Where ingredient profiles reference published nutritional research, citations point to peer-reviewed sources indexed in PubMed, the British Journal of Nutrition, or equivalent indexed publications. Grey literature and manufacturer-sponsored studies are excluded from primary citation.
Permitted vitamin and mineral forms are checked against the positive list in Schedule 1 of the Food Supplements (England) Regulations 2003. Ingredients not listed under permitted forms are flagged in the catalogue entry and their regulatory status noted.
Third-party batch analysis is commissioned only from laboratories holding ISO/IEC 17025 accreditation for the relevant analytical scope. Accreditation certificates are reviewed prior to commissioning each batch analysis cycle.

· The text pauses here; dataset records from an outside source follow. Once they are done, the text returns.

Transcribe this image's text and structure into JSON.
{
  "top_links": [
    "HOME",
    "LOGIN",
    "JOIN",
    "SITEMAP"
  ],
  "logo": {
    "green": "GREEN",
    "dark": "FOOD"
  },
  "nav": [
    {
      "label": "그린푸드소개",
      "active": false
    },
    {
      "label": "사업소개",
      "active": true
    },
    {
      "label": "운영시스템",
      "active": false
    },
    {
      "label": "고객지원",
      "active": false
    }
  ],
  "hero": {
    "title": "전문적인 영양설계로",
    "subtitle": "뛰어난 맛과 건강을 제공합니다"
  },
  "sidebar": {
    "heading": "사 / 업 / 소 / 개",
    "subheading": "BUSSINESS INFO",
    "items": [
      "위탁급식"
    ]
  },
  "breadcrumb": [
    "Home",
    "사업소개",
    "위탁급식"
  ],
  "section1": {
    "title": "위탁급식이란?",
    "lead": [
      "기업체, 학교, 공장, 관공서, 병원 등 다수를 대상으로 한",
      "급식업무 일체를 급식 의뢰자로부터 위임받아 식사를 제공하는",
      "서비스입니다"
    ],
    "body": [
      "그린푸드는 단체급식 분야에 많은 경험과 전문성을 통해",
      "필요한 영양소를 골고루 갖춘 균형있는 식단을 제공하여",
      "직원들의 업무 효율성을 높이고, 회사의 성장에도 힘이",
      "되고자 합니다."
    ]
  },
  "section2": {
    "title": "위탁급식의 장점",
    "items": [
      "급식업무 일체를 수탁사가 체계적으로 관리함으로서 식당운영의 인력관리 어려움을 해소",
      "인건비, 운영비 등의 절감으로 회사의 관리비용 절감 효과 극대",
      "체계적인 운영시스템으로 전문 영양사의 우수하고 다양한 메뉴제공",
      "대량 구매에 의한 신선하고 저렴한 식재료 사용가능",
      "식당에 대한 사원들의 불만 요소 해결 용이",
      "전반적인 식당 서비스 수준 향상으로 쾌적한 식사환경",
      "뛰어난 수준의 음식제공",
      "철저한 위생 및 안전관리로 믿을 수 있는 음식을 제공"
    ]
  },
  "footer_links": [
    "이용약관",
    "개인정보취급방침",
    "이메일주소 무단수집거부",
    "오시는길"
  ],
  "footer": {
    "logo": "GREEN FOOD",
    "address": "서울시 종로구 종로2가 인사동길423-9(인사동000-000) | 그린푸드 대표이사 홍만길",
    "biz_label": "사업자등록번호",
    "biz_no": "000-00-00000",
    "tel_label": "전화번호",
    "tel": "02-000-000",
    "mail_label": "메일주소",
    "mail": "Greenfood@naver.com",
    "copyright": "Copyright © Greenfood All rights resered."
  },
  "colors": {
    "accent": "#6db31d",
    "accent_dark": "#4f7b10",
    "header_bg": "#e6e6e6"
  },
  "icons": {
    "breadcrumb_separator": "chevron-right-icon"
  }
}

All entries are governed by the Traledon editorial review charter — an internal document setting minimum documentation standards, prohibited language, commercial independence requirements, and revision cycle commitments. The charter is reviewed annually.
Transparency, within this catalogue, refers to the completeness and accessibility of source documentation. An ingredient is considered transparently documented when a reader can trace the compound from the catalogue entry back to a named supplier, a specific analytical method, and a recorded batch number.
The catalogue distinguishes between ingredients that are transparently documented and those that are merely declared. Declaration — listing a compound on a product label — is the regulatory minimum. Transparent documentation, as Traledon defines it, requires the supporting chain: origin record, composition certificate, and independent analytical confirmation.
Formulations that meet the declaration standard but not the documentation standard are categorised accordingly in the catalogue and flagged for further investigation in the next review cycle. The distinction is noted in the entry without comment on the formulation's nutritional adequacy — that is a separate assessment.
Regulatory declaration (label listing) and full traceability documentation are tracked separately for each entry.
Each verified formulation carries a traceable batch reference from ingredient source to finished composition.
Entries with incomplete documentation chains are flagged within the catalogue and prioritised for investigation in the next quarterly cycle.